Homer E. Grafton, a private in the U.S. Army, was tried by a general court-martial in 1904 for shooting two Filipino men and was acquitted. Later the local prosecutor in the Province of Iloilo filed a criminal information in the Court of First Instance charging him with killing one of those men. That civil court tried Grafton without a jury, found him guilty of homicide, and sentenced him to imprisonment. The case was appealed to the Supreme Court of the Philippines and then brought to this Court for review.

Reasoning

The Court addressed whether a military acquittal by a court-martial that had jurisdiction prevents a later civil trial by a court in the Philippines that acted under United States authority. The opinion explains that the 1902 act extending the protection against double jeopardy to the Islands and longstanding decisions give finality to convictions or acquittals by tribunals with proper jurisdiction.
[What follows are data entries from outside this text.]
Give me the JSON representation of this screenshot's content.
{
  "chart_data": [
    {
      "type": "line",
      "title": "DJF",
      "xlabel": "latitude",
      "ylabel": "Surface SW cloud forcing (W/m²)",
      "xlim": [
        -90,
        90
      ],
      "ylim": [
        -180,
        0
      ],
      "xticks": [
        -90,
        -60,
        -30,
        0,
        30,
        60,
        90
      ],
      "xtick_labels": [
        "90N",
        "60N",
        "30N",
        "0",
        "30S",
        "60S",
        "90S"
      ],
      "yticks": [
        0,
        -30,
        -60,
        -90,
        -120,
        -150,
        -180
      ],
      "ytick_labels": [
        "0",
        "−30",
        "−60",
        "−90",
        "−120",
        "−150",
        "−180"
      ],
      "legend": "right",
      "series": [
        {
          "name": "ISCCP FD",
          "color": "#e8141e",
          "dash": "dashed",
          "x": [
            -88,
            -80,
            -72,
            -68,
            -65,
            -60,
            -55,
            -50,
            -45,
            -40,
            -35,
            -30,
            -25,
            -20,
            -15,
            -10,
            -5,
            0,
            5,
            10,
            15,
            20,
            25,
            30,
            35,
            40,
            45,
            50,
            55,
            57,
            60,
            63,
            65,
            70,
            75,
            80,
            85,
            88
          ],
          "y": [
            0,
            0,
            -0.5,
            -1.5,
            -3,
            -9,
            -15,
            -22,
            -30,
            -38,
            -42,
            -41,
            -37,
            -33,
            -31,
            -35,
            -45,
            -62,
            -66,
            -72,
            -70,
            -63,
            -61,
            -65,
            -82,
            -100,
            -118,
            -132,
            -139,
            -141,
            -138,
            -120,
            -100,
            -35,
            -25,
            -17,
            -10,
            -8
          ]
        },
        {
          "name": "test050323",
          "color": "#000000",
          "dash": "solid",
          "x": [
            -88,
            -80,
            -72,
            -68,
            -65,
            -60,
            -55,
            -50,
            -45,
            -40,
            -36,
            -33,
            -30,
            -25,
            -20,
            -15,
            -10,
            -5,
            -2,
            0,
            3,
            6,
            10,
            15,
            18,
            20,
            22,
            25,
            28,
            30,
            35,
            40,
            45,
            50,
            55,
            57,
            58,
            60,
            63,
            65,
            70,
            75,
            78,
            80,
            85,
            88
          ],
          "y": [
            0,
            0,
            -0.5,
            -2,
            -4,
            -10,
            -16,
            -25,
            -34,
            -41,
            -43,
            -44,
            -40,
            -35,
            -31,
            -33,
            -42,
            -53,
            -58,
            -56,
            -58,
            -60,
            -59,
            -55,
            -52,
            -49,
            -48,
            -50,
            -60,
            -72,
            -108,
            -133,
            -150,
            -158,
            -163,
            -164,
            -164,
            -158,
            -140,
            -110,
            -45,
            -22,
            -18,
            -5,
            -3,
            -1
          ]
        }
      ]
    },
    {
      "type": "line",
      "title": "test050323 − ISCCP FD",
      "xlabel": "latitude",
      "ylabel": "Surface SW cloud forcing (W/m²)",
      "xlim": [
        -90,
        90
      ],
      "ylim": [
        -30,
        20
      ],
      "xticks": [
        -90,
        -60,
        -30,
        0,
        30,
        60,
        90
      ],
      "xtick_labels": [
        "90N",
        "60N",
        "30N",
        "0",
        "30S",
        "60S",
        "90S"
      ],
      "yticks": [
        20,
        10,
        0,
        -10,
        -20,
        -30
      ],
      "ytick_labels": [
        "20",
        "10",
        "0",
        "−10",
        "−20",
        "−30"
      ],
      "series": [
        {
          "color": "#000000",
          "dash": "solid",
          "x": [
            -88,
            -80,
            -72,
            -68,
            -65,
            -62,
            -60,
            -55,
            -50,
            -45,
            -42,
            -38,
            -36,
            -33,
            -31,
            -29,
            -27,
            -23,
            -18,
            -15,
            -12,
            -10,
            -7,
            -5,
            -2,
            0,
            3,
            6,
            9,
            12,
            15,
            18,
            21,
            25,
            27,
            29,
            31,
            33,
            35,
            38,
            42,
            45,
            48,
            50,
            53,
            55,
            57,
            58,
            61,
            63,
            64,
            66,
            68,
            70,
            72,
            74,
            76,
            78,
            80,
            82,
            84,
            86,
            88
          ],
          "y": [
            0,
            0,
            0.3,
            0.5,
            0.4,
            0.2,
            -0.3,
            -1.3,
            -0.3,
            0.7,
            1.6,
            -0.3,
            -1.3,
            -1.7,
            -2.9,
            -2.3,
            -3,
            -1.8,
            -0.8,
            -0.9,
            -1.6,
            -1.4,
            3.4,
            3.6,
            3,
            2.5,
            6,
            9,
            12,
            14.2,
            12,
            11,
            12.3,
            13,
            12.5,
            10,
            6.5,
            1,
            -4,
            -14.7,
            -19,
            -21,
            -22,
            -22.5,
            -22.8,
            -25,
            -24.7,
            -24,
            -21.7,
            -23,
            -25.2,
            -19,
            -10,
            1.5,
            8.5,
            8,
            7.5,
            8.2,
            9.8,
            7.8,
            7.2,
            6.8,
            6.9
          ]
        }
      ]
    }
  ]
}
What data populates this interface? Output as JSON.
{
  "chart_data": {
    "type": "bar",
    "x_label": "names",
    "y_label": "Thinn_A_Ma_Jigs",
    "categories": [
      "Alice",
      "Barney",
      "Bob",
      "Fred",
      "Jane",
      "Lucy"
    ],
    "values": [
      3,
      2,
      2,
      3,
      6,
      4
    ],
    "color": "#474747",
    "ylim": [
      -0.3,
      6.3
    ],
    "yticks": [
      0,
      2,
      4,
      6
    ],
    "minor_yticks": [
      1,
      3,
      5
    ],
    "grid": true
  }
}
Because the court-martial had authority under the Articles of War to try noncapital crimes by soldiers, its acquittal meant Grafton had been put in jeopardy and could not be tried again for the same acts by another tribunal of the same government.

Real world impact

The Court reversed the civil conviction, ordered dismissal of the information, and directed the Supreme Court of the Philippines to discharge Grafton. The ruling means that when courts created by the United States try a soldier and have jurisdiction, civil tribunals deriving their authority from the same government cannot retry the same offense.

Dissents or concurrances

The Supreme Court of the Philippines had been divided: three of seven judges thought Grafton should have been acquitted, a fact the opinion noted in explaining the controversy.